According to local news outlet The Philippine Star, no new deadline has been set, but the delay came as “different shareholders” have asked the regulator for more time to study the regulations before they’re finalized.

Currently, a draft of the regulations notes that ICO projects must register with the Philippine SEC at least 45 days before it launches its token pre-sale, and submit an initial assessment request to the regulator, proposing the token sale.

This initial assessment, the news outlet notes, must include various documents, including “police and National Bureau of Investigation (NBI) records of all members of the company or start-up doing the ICO,” as well as a curriculum vitae, descriptions of the problems the project behind the ICO is set to solve, a whitepaper with offering’s risks, advantages and disadvantages, and bankruptcy records.

The draft elaborates that token issuers “may follow the nature of a security under Section .1 of the Securities Regulation Code.” It reads:

Therefore, these should be registered with the Commission and necessary disclosures need to be made for the protection of the investing public.

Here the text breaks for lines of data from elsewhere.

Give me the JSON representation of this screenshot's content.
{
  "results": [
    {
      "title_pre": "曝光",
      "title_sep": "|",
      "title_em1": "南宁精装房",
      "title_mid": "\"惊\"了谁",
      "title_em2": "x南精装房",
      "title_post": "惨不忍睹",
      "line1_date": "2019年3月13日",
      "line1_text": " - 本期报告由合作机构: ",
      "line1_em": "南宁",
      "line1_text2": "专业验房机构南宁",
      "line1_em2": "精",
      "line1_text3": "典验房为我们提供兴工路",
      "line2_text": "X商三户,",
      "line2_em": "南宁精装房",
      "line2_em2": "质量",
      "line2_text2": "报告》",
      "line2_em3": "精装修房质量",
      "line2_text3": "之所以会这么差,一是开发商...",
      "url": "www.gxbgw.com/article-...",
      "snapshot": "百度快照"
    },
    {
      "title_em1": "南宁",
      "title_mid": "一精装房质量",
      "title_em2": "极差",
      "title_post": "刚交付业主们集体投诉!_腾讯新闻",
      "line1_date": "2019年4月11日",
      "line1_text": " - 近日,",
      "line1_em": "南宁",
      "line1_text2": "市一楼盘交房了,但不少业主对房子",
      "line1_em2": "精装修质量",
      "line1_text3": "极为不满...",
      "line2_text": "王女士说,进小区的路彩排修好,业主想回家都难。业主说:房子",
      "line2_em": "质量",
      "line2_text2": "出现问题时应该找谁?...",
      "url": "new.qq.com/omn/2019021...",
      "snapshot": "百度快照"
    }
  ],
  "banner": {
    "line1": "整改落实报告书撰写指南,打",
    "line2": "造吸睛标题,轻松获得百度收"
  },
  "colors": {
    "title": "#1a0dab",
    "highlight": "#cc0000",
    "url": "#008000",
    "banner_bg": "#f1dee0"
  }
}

The news outlet reached out to PSEC to ask why the country wasn’t banning ICOs in what would be a move similar to that of China and other countries. Emil Aquílinio, the SEC’s chairperson, responded that the technology “has its benefits.”

The Philippines released a draft of their ICO regulations back in August of last year, but haven’t made any widespread actions to regulate the nascent industry so far. As CryptoGlobe covered, authorities in the country have, however, arrested suspects connected to bitcoin scams.

In July of 2018 the Philippine central bank authorized two cryptocurrency exchanges to operate in the country, allowing them to convert pesos into virtual currencies. This brought the number of approved exchanges to five at the time. Later on, the PSEC warned crypto cloud mining contracts must be registered as securities.